No entanto, apesar dos números positivos em um panorama geral, o desempenho do setor não foi uniforme ao longo da cadeia produtiva. Eventos climáticos extremos, como longas estiagens em algumas áreas e chuvas excessivas em outras, impactaram negativamente a produtividade e elevaram os custos de produção. Além disso, a combinação de juros altos, aumento nos preços dos insumos e desafios logísticos pressionou o caixa dos produtores, especialmente os de menor porte.
Tomaz Soares, empresário da Comercial Soares, especializada em insumos e defensivos agrícolas, destaca que até mesmo a agricultura familiar sentiu os efeitos do cenário adverso ao longo de 2025. “Foi um ano complicado para muitos produtores. O clima causou perdas significativas e a economia mais restritiva diminuiu a capacidade de investimento, refletindo diretamente no desempenho das propriedades e na demanda por insumos”, analisa.
Resiliência e Expectativas Futuras
Apesar dos desafios enfrentados, a avaliação do Sistema Faemg Senar é de que os resultados refletem a resiliência do agronegócio mineiro. O setor conseguiu expandir tanto a produção quanto as exportações, mesmo em um ambiente desafiador. Para 2026, a expectativa é que o agronegócio mantenha sua posição de destaque, embora o cenário continue a exigir planejamento rigoroso, gestão de custos e eficiência produtiva para sustentar os ganhos obtidos neste ano.
A ampliação da infraestrutura logística também desempenha um papel crucial nesse cenário. O Terminal de Grãos do Maranhão (Tegram), localizado no Porto do Itaqui, emergiu como uma peça fundamental no escoamento de grãos, movimentando 13,5 milhões de toneladas ao longo de 2025. Esse volume foi embarcado em 202 navios, com destino prioritariamente aos mercados da Europa e Ásia, reforçando a competitividade desse novo corredor logístico.
O consórcio TEGRAM-Itaqui movimentou 11,7 milhões de toneladas de soja e 1,8 milhão de toneladas de milho, beneficiando principalmente a produção do MATOPIBA — que inclui Maranhão, Tocantins, Piauí e Bahia — além do Nordeste de Mato Grosso. Essa região, que vem aumentando sua participação nas exportações brasileiras nos últimos anos, se beneficia do ganho de produtividade e da redução da distância média até os portos.
Investimentos e Futuro do Agrobusiness
O Tegram tem se consolidado em um momento estratégico para o agronegócio nacional, com a estimativa da Companhia Nacional de Abastecimento (Conab) apontando para uma safra de 354,8 milhões de toneladas de grãos em 2025/26, o que requer uma logística eficiente para evitar gargalos no escoamento. O Arco Norte, portanto, ganha relevância ao reduzir custos e tempo de transporte, além de diminuir a dependência de corredores tradicionais.

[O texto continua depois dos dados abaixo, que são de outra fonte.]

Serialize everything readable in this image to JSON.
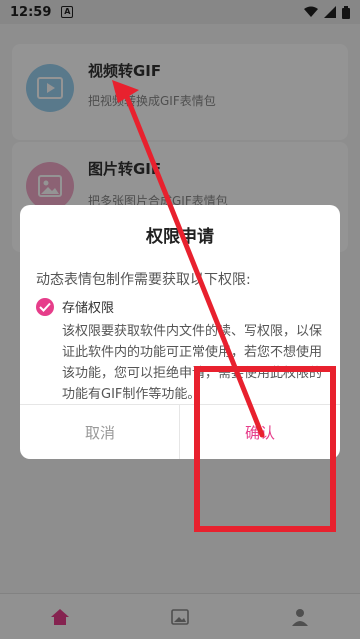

Com uma década de operação, o Tegram desempenha um papel central na reorganização da logística agrícola brasileira, contando atualmente com capacidade estática para armazenar 500 mil toneladas, distribuídas em quatro armazéns. Além disso, tem um sistema ferroviário capaz de descarregar simultaneamente até oito vagões, contribuindo para uma maior previsibilidade nas operações.
A terceira fase de expansão do terminal, que prevê um investimento de R$ 1,16 bilhão, inclui a construção de um terceiro berço de atracação, o que aumentará a capacidade anual do complexo em 8,5 milhões de toneladas, elevando o potencial total para cerca de 23,5 milhões de toneladas por ano. A ampliação visa não apenas aumentar a capacidade, mas também consolidar o Porto do Itaqui como um dos mais importantes complexos exportadores do Brasil, permitindo uma mudança significativa na geografia logística do agronegócio brasileiro e impactando diretamente a competitividade e a margem de lucro dos produtores.